Kelsey took a plain glass microscope slide from her pocket; during work, slides were her miner’s canary. “Take this, Billy,” she said. “Humor me.” She crossed the room and knelt outside the Plexiglas display case with the cherub head, urn, and silverware. Kelsey shouted, “Who is he? Who follows you? Who carried you onto the Queen Mary? Who do you call at night?”
“Nothing happened,” Billy said. He delicately held the slide between forefinger and thumb.
“Don’t want to be found?” she asked. “It’s too late. I found you, and I’ll find your burdened breath. Tell him it’s over! Say something, or you’ll never be together again!”
The slide snapped in half.
LATER, AFTER SCRUBBING mud from under her toenails, Kelsey ate pizza in her motel room and watched Pal herd dust motes around the lumpy-paint ceiling. His shimmering body spun in wide and tight circles, clockwise, counterclockwise, bouncing wall-to-wall, dizzying. He never slowed. Boredom did not seem to survive death.
“Goodnight, Pal,” she said.
She didn’t need to spend the night in a motel with a mermaid on its sign—police had captured the burdened breath that afternoon, after the dreadful thing turned itself in for the sake of the shimmer in the urn—but when Kelsey thought about returning to the farmhouse, she was filled with a sense of dread. Like that husk of a home was actually her urn, and maybe that’s the way her parents had felt when they escaped through an open window and fell into the sky.

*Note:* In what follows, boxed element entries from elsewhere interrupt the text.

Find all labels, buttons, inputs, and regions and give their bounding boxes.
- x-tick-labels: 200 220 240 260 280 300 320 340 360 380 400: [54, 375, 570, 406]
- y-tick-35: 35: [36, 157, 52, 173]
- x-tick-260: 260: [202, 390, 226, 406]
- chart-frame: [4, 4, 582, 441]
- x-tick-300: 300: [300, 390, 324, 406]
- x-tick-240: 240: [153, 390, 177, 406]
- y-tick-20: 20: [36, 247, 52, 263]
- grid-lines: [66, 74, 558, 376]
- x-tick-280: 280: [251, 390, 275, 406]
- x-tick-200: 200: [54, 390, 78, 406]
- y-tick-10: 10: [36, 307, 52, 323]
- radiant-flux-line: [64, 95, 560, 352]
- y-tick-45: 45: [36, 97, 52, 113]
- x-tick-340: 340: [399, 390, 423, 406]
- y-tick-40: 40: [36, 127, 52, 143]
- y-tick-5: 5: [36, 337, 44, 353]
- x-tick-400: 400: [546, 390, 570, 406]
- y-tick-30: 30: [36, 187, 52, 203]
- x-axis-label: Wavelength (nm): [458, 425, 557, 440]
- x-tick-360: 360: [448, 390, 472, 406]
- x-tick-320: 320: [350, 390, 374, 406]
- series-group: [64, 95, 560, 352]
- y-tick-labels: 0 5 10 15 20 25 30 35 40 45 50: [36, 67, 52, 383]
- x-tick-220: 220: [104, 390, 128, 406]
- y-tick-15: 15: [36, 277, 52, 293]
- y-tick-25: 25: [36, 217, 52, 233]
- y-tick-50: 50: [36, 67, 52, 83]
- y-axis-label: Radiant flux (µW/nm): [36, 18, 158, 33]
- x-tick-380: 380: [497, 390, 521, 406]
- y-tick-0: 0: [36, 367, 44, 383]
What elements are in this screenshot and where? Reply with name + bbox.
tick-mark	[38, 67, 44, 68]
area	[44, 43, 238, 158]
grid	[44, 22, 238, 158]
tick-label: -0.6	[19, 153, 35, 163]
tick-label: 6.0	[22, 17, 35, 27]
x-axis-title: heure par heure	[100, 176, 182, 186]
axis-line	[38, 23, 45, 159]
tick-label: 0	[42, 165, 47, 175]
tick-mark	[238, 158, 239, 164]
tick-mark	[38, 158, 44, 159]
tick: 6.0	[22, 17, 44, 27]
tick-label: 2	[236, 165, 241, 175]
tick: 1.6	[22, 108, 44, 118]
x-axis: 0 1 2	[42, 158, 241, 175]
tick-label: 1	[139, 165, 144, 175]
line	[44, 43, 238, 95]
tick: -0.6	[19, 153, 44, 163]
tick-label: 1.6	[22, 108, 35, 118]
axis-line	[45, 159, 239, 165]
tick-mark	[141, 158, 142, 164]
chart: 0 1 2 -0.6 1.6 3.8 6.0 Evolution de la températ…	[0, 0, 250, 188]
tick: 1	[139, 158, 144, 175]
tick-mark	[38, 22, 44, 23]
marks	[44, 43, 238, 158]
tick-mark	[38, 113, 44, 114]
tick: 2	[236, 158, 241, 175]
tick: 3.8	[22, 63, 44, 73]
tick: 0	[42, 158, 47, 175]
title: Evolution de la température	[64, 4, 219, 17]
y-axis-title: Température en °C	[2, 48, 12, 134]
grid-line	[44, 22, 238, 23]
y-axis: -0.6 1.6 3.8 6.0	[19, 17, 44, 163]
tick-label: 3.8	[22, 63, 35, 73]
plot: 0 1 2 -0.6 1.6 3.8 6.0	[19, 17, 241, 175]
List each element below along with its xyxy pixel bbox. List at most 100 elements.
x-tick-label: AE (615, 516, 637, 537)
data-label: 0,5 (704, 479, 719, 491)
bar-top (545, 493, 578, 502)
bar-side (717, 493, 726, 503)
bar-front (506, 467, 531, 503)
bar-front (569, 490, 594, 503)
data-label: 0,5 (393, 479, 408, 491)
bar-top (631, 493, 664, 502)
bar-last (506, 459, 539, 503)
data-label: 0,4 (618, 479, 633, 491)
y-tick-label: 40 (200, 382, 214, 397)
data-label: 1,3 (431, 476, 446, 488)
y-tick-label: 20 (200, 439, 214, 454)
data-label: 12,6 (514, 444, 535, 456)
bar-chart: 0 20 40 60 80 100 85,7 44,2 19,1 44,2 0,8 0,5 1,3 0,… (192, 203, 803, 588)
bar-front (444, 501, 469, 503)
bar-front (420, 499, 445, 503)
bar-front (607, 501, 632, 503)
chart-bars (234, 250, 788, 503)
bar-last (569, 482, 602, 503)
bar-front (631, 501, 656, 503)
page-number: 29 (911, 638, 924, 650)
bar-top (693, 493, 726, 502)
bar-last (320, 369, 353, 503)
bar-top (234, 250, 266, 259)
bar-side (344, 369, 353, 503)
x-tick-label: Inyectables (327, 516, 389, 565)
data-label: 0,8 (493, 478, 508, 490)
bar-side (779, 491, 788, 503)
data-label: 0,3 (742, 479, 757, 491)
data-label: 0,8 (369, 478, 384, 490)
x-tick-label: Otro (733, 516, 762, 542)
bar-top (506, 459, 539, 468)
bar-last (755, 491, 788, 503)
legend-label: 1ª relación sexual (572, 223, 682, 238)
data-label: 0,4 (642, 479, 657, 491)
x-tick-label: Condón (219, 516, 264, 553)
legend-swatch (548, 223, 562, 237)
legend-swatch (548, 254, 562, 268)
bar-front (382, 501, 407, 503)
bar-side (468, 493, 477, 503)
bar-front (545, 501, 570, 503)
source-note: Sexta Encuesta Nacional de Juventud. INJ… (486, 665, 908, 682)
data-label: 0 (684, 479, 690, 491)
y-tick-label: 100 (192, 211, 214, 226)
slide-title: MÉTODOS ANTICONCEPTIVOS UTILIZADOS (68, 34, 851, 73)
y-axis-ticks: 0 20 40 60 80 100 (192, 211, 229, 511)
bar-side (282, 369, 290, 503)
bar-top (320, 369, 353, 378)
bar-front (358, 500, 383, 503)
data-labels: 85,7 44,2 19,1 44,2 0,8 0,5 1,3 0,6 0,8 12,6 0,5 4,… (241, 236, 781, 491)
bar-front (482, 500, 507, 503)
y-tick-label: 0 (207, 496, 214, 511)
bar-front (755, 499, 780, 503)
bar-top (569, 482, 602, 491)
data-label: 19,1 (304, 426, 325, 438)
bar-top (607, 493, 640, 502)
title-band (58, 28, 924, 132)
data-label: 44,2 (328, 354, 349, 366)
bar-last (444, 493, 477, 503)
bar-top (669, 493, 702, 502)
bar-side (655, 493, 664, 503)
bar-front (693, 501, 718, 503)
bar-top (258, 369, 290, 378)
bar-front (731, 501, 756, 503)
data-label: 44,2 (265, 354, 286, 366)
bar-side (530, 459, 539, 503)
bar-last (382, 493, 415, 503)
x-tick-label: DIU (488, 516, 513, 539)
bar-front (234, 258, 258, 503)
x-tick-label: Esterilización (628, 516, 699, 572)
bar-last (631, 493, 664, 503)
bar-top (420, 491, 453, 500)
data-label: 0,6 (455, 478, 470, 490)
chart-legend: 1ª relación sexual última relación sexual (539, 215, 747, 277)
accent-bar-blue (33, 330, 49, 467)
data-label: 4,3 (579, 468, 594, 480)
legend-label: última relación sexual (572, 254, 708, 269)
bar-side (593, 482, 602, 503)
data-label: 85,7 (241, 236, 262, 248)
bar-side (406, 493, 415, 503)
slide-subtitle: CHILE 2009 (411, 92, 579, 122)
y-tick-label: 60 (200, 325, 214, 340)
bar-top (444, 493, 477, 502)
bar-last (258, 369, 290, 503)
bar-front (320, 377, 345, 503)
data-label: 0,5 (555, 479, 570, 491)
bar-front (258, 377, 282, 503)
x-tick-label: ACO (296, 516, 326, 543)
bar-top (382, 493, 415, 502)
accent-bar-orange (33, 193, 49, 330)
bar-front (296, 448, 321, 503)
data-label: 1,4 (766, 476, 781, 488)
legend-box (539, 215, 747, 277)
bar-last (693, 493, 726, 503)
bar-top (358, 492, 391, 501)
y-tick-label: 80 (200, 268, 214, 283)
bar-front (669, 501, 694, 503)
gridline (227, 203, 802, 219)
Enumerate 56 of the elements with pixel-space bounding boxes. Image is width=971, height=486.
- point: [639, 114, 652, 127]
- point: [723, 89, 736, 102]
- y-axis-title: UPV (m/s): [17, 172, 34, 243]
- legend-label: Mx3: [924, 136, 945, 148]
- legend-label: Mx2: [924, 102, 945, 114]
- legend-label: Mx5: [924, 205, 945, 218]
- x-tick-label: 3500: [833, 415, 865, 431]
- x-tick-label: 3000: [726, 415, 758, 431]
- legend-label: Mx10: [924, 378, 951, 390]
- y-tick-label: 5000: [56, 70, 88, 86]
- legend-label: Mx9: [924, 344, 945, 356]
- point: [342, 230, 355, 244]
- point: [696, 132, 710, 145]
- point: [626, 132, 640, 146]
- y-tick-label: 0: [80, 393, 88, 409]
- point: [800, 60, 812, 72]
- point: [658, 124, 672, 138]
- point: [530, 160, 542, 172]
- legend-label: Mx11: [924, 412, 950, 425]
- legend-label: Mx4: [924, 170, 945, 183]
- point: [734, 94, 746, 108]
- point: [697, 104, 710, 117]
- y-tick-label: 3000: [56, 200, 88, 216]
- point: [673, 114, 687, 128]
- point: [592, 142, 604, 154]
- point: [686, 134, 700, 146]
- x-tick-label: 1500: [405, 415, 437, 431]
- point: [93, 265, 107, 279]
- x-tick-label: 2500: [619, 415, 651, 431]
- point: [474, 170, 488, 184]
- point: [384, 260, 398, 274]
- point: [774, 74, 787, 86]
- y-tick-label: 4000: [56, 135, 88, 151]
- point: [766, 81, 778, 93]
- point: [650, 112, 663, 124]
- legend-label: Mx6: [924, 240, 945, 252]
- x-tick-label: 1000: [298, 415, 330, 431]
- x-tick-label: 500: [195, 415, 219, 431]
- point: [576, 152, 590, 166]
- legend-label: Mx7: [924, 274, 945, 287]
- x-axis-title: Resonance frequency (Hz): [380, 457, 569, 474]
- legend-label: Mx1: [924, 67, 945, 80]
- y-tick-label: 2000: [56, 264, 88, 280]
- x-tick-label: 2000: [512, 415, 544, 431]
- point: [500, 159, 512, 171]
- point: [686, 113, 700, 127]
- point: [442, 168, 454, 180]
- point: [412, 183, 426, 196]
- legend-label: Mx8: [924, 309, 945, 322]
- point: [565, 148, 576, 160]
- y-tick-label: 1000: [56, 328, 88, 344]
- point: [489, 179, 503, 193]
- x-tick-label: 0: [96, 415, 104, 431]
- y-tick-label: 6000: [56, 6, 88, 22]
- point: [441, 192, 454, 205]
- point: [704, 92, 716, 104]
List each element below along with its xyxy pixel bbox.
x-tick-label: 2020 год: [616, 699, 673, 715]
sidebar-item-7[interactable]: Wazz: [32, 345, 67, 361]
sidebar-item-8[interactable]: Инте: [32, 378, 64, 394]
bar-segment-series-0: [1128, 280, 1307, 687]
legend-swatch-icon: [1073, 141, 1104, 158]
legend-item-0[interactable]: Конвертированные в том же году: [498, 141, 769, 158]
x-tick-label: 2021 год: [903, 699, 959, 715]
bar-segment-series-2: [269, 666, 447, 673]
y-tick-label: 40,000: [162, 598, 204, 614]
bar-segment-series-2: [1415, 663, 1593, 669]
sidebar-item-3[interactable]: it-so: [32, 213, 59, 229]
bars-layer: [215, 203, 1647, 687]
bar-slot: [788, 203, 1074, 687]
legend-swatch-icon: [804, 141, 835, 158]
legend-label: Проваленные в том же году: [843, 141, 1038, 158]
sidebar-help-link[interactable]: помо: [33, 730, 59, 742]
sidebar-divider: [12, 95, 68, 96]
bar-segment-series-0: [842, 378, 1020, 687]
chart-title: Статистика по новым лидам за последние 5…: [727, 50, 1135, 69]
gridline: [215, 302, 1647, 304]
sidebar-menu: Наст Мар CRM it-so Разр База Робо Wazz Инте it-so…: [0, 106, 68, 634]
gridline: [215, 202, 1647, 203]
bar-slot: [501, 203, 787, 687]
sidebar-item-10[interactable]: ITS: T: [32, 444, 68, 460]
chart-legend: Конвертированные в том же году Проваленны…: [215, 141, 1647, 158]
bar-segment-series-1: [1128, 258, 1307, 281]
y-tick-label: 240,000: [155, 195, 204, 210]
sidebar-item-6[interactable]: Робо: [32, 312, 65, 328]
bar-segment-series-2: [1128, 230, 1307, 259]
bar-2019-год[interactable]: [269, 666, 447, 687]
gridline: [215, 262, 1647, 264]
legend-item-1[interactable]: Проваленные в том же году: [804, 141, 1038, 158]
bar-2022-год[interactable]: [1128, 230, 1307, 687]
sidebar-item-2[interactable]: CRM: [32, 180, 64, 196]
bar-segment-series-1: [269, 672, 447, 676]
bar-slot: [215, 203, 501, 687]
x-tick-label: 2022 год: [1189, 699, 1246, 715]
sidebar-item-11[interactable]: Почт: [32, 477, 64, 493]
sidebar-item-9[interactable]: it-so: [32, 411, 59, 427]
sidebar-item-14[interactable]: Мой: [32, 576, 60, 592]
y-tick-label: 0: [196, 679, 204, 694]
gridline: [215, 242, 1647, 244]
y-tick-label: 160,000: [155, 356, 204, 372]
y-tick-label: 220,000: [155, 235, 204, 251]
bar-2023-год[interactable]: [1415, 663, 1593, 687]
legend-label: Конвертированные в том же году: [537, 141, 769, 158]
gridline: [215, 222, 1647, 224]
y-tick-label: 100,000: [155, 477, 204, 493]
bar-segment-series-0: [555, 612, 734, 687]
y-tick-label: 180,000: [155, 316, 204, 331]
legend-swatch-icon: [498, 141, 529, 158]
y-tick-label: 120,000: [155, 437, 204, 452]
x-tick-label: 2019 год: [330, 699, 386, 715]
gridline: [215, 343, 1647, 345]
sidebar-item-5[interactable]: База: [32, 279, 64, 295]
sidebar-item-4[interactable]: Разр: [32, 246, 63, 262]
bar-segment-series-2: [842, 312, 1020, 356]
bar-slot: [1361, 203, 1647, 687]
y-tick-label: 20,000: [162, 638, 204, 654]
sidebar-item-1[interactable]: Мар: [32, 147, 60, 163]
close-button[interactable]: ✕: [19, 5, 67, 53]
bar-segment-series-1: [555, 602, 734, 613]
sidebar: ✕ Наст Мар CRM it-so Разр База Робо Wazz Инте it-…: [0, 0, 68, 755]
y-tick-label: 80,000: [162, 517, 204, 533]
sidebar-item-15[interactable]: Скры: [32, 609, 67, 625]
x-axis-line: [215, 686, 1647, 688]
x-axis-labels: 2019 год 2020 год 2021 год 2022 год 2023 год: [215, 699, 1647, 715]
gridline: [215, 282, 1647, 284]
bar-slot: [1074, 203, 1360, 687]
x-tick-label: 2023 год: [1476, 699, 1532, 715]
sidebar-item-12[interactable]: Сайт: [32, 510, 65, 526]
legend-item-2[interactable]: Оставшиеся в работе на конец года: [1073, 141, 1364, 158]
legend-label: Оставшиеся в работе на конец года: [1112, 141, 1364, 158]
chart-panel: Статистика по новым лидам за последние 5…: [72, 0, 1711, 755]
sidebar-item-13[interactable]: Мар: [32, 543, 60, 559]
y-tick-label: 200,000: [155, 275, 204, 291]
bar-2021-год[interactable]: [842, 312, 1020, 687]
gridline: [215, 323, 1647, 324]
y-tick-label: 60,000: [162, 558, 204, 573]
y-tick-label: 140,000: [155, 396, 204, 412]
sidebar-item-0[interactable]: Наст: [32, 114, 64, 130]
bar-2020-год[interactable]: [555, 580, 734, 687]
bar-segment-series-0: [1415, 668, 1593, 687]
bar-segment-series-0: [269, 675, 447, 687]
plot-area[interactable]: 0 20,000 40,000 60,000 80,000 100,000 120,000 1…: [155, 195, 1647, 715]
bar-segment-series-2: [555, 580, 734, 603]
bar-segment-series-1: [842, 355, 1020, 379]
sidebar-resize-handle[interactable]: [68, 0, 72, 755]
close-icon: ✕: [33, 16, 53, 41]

For a few minutes longer, Kelsey continued watching Pal, her thoughts residing in memories of green fields and vast blue skies. Then, she walked across the room, unlocked the window, raised it high, and removed the protective screen.
Now, he had a choice.
Upon returning to bed, Kelsey tugged the cotton comforter up to her chin and closed her eyes, afraid she’d peek before sunrise. She wondered if Pal would be waiting for her in the morning. If so, she’d tuck him in the backpack, eat an omelet, leave Sunny, and sell the house her father built, sell it to somebody who loved the number thirteen. Somebody who’d cultivate the earth with the same care as her mother. That done, Kelsey would cram all her belongings in the back of her car, buckle Pal into the passenger’s seat, and go west.
Or Kelsey might wake up to an empty room. She’d still buy an omelet, leave Sunny, sell the farmhouse, and go west. She’d just do it alone.
“It’s all so mysterious, isn’t it?” Kelsey asked the night.